Koalisi dan Ketegangan: Antara Strategi dan Takdir
Bila dilihat dari kaca mata geopolitik, koalisi Saudi–Pakistan dapat dipahami sebagai manuver realistis menghadapi perubahan poros kekuatan global.
Kebijakan luar negeri Riyadh yang kini lebih independen dari Amerika Serikat mendorongnya mencari mitra baru di kawasan Muslim, dan Pakistan—dengan kekuatan militer besar serta kapasitas nuklir—adalah pilihan alami.
Namun bagi sebagian kalangan Islamis dan pengamat eskatologi Islam, pergerakan blok timur menuju interaksi langsung dengan Jazirah Arab bukan sekadar strategi militer, melainkan tanda pergeseran besar peradaban.
Mereka menilai, ketika Khurasan kembali bergolak, ketika pasukan di timur mulai terlibat dalam urusan tanah suci, dan ketika fitnah politik mengguncang Makkah—maka nubuwwah Rasulullah ﷺ tampak semakin relevan.
Di Persimpangan Sejarah
Saat ini, belum ada bukti konkret bahwa konflik Pakistan–Afghanistan dan perjanjian Saudi–Pakistan memiliki hubungan langsung dengan tanda-tanda akhir zaman.

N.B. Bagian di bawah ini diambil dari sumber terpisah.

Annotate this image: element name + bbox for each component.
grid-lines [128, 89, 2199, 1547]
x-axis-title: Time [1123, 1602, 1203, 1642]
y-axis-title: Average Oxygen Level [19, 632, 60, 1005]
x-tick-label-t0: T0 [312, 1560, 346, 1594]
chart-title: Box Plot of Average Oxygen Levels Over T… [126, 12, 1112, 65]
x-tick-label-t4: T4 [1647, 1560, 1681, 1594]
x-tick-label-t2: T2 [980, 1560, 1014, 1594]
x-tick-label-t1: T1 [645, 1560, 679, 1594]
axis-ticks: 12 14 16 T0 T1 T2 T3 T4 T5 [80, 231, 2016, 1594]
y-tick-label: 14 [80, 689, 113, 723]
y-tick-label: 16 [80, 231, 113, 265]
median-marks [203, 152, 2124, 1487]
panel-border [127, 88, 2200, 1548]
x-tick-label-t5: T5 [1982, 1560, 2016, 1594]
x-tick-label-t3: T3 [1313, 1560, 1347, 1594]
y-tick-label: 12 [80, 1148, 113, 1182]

Namun, arah sejarah Islam memang bergerak ke titik yang sangat mirip dengan deskripsi hadis-hadis tersebut:
- Kebangkitan dari Timur (Khurasan) yang kini identik dengan Afghanistan dan Pakistan,
- Fitnah politik dan krisis legitimasi di Jazirah Arab,
- Pergolakan global yang mempertemukan kekuatan Islam lintas batas,
- dan pergeseran geopolitik yang mengubah lanskap dunia Muslim.
Sejarah mengajarkan bahwa nubuwat tidak sekadar peta peristiwa, tetapi peringatan moral dan spiritual agar umat Islam menyiapkan diri — bukan hanya secara militer, tetapi terutama dalam iman, ilmu, dan kejujuran dalam berpihak pada kebenaran.
Penutup
Perjanjian pertahanan Saudi–Pakistan dan ketegangan di wilayah Khurasan modern mungkin hanyalah dinamika politik biasa. Namun, bagi mereka yang membaca sejarah dengan mata hati, setiap perubahan geopolitik dunia Islam menyimpan gema nubuwah yang mengingatkan:
bahwa kekuatan dan kehancuran umat bukan semata karena perang dan senjata, tetapi karena hilangnya kesatuan, keadilan, dan keteguhan pada nilai Islam itu sendiri.
Mungkin benar bahwa pasukan Khurasan belum bergerak, tetapi gelombang sejarahnya sudah mulai beriak.